L'axe Maroc - Arabie saoudite pour la transition énergétique à l'épreuve de la Covid-19

Short Url
Publié le Mercredi 22 juillet 2020

L'axe Maroc - Arabie saoudite pour la transition énergétique à l'épreuve de la Covid-19

L'axe Maroc - Arabie saoudite pour la transition énergétique à l'épreuve de la Covid-19
  • Les deux royaumes sont proches culturellement, par la langue arabe, leur nombre d'habitants et leur climat
  • La covid-19 ralentit les investissements, tarit les financements et déséquilibre les budgets

Le Maroc et l'Arabie saoudite sont des alliés de toujours. Ces deux monarchies à la tête du monde musulman possèdent deux familles régnantes aux liens historiques forts (les Alaouites marocains et les Al Saoud). L'objectif est ici d'analyser les nouvelles coopérations économiques et industrielles de ces deux pays membres de la Ligue arabe, autour de la transition énergétique. Après une revue des projets énergétiques respectifs et communs, nous anticipons des conséquences difficiles de la crise sanitaire du covid-19 et un déclin de l'influence de l'Union européenne (UE). 

Deux royaumes avec des ressources énergétiques très différentes

Les deux royaumes sont proches culturellement, par la langue arabe, leur nombre d'habitants et leur climat. Le Maroc, contrairement à l'Arabie saoudite, n'a pas de ressources en hydrocarbures et ne profite pas de la rente pétrolière. Il a pris très tôt des initiatives pour renforcer son indépendance énergétique, en cherchant à limiter ses importations d'hydrocarbures et d'électricité. Le royaume chérifien a rehaussé ses ambitions pour porter à 52% la part du renouvelable dans son mix électrique en 2030. Il a prospecté des sites pour y investir à la fois dans l'énergie solaire (2 000 mégawatts-crête bientôt engagés), éolienne (2 200 mégawatts engagés) et hydraulique (2 120 mégawatts engagés). Bien que disposant d'un réacteur nucléaire de recherche, le Maroc semble repousser la construction d'un réacteur civil pour investir dans les énergies renouvelables. Il a eu la fierté d'accueillir la conférence sur le climat COP22 en novembre 2016 à Marrakech et a profité de cette vitrine pour montrer son exemplarité. Grâce à l'Agence marocaine pour l'énergie solaire (Masen) créée en 2010, le Maroc est en train d’achever un complexe solaire sur un premier site, à Ouarzazate (582 mégawatts-crête sur 30 km², soit un tiers de la surface de Paris). Masen lance actuellement un projet solaire encore plus ambitieux sur un second site, à Midelt.

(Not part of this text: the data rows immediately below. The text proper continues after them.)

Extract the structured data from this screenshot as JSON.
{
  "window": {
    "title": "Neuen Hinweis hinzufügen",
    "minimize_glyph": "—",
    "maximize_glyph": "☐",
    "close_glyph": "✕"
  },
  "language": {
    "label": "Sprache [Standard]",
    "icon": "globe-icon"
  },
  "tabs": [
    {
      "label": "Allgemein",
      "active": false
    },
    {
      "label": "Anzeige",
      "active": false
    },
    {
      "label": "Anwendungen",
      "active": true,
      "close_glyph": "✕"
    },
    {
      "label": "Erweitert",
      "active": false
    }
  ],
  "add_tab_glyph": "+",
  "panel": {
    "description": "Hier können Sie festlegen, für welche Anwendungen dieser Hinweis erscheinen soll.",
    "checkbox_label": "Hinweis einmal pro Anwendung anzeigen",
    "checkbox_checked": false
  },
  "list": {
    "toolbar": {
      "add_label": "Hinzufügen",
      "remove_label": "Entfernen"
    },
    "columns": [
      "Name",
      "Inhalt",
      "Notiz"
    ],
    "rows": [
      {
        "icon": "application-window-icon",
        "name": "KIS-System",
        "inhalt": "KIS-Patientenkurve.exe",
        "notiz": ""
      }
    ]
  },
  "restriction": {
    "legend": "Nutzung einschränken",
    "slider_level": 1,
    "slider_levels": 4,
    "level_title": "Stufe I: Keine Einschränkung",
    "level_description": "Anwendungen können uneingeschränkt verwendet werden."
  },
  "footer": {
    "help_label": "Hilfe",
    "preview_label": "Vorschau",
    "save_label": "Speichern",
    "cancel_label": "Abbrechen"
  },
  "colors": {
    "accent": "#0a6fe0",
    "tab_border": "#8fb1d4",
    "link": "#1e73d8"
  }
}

L'Arabie saoudite a une superficie plus importante celle du Maroc, possède les deuxièmes réserves les plus importantes du monde de pétrole brut et bénéficie d'un coût d'extraction favorable. Elle est l'un des premiers pays producteurs et exportateurs de pétrole en 2020, avec la Russie et les États-Unis. Avec presque une dizaine d'années de retard sur le Maroc, le pays affiche maintenant des ambitions dans les énergies renouvelables et veut s’équiper de 16 réacteurs nucléaires en vingt ans. En 2016, le ministère de l’Energie a créé le Renewable Energy Project Development Office (Repdo) pour mettre en œuvre le Plan national pour les énergies renouvelables. Son objectif est de construire 27 300 mégawatts de capacités électriques d'origine renouvelable, et 58 700 mégawatts en 2030, pour un coût total de 14 milliards d'euros. Ces montants sont plus importants que ceux investis par le Maroc. A l’heure actuelle, 35 sites ont déjà été identifiés dans le Royaume. Le premier appel d'offres a été lancé dès 2017 pour construire une centrale solaire au sol de 300 mégawatts crête à Sakaka, dans la région d’Al-Jaouf, au nord du pays.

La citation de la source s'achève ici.